Ils associent, mais ne comprennent pas
Il existe une autre explication pour laquelle les chats ont réagi de cette manière lors de l’expérience japonaise. Ignacio Morgado, professeur émérite de psychobiologie à l’Université Autonome de Barcelone, souligne que, comme tous les mammifères, les félins “ont la capacité d’acquérir des comportements conditionnés. Même les rats de laboratoire, qui sont un animal moins évolué que le chat ou le chien, sont capables de ce type de conditionnement”. Des tests en laboratoire ont démontré que ces rongeurs peuvent associer des images à des sons ou à d’autres images. “Cette capacité d’association entre un son et une image, ou entre un son et une odeur, ou un endroit, est très caractéristique et propre à presque tous les mammifères”, précise Morgado.

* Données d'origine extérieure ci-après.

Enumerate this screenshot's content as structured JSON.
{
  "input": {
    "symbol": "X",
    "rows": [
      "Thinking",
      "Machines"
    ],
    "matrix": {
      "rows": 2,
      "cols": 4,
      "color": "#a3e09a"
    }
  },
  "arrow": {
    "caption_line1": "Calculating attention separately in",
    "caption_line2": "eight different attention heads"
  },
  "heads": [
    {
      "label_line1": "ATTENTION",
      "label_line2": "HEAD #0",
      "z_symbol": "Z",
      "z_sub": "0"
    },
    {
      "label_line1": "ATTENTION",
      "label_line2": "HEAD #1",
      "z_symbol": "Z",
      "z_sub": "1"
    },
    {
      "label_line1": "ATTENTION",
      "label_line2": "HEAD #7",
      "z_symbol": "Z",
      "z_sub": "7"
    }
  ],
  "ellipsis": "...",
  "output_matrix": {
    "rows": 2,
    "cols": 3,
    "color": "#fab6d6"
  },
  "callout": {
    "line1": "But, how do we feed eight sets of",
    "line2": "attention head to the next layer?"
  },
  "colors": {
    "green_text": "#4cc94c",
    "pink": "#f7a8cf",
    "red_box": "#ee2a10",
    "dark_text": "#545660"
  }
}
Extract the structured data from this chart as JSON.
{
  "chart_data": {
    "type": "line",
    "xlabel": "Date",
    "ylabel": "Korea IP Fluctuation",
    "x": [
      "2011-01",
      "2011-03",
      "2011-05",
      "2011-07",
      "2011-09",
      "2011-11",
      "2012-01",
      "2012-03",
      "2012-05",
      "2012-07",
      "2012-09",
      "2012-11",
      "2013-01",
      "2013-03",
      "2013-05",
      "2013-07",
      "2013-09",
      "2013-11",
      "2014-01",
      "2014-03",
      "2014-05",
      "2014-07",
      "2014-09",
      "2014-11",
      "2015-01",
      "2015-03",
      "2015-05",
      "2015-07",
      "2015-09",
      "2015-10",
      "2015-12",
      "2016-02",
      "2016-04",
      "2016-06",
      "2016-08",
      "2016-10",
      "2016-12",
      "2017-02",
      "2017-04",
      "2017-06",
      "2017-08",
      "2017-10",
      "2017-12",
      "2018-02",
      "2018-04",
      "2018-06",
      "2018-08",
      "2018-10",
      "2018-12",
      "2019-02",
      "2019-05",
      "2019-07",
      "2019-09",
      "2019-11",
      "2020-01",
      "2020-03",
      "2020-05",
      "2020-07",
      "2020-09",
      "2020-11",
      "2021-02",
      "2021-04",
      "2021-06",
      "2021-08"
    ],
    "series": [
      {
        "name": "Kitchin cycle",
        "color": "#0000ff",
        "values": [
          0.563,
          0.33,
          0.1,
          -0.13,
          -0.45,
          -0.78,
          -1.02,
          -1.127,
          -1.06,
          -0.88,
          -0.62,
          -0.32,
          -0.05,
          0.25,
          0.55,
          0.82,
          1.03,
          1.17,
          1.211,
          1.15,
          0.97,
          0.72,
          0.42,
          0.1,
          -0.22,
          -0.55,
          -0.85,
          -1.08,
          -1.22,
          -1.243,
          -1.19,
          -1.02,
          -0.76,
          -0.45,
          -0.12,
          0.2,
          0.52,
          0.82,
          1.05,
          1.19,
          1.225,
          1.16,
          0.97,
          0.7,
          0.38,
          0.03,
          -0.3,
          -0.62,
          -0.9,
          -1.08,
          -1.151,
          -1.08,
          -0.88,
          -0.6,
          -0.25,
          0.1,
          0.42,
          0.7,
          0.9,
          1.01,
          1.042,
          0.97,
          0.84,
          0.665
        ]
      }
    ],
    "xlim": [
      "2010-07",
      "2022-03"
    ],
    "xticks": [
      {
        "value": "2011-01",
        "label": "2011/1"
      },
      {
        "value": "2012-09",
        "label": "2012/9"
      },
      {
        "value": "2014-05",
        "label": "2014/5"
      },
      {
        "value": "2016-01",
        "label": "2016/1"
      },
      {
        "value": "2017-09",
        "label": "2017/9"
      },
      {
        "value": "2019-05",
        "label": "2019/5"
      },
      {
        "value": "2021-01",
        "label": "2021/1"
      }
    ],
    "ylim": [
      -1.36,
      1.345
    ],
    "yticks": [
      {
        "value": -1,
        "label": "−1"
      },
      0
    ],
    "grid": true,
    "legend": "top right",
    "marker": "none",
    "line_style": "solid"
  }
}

Cependant, il ne faut pas s’y méprendre. Ce comportement a très peu à voir avec une capacité linguistique. “Dans l’étude, les chats ont pu discriminer les mots et les animations, non pas selon leur signification, car ils n’ont évidemment pas de facultés linguistiques, mais par leur capacité à identifier des images et des sons, et à les associer”, insiste le psychobiologiste.
Au fond, c’est une question de survie. Les animaux de compagnie ont ce réflexe de prêter attention à leurs propriétaires car ils recherchent une récompense. Rodrigo Quian Quiroga, neuroscientifique, indique que “si un chat grandit en étant domestiqué par des humains et qu’on l’appelle avec des sons, il est logique que l’animal développe la capacité de distinguer entre les différents types de sollicitations”. Il ne comprend pas le mot, mais l’associe à une action qui suivra, en fonction de son expérience. “Cette réaction ne signifie pas une compréhension”, souligne Quian. Morgado abonde dans ce sens et assure que cette confusion peut provenir d’une tendance des éthologues — les experts du comportement animal — à “s’attacher tellement à leurs animaux de compagnie qu’ils leur attribuent des traits humains”.
Toresi conclut : “On a souvent tendance à anthropomorphiser les animaux. Mes chats sont comme mes enfants, mais je sais qu’ils restent des chats, donc je ne vais pas les traiter comme des enfants. La clé est de comprendre leur nature. Je ne vais pas présumer qu’ils comprennent les mots”. Cette vétérinaire souligne qu’il reste de nombreuses questions concernant les chats et leur comportement : “Il y a encore tant d’aspects que nous ne connaissons pas et ces recherches sont essentielles pour comprendre comment nos animaux de compagnie nous perçoivent, afin d’améliorer notre communication avec eux, leur respect et par conséquent la qualité de leur vie et leur cohabitation avec les humains.”
Ma Vision
Dans un monde où la relation entre humains et animaux est en constante évolution, il est fascinant de constater comment nos compagnons félins démontrent une capacité d’apprentissage et d’adaptation qui mériterait qu’on leur accorde davantage d’attention. La perception que nous avons des chats, souvent résumée à un caractère indépendant et distant, peut obscurcir leur réelle intelligence et leur désir de connexion. En cultivant une compréhension plus profonde de leur patrimoine comportemental, nous pourrions non seulement améliorer notre communication avec eux, mais également enrichir notre propre vie. Les découvertes scientifiques nous invitent à redécouvrir cette complicité intemporelle qui unit les chats et les humains.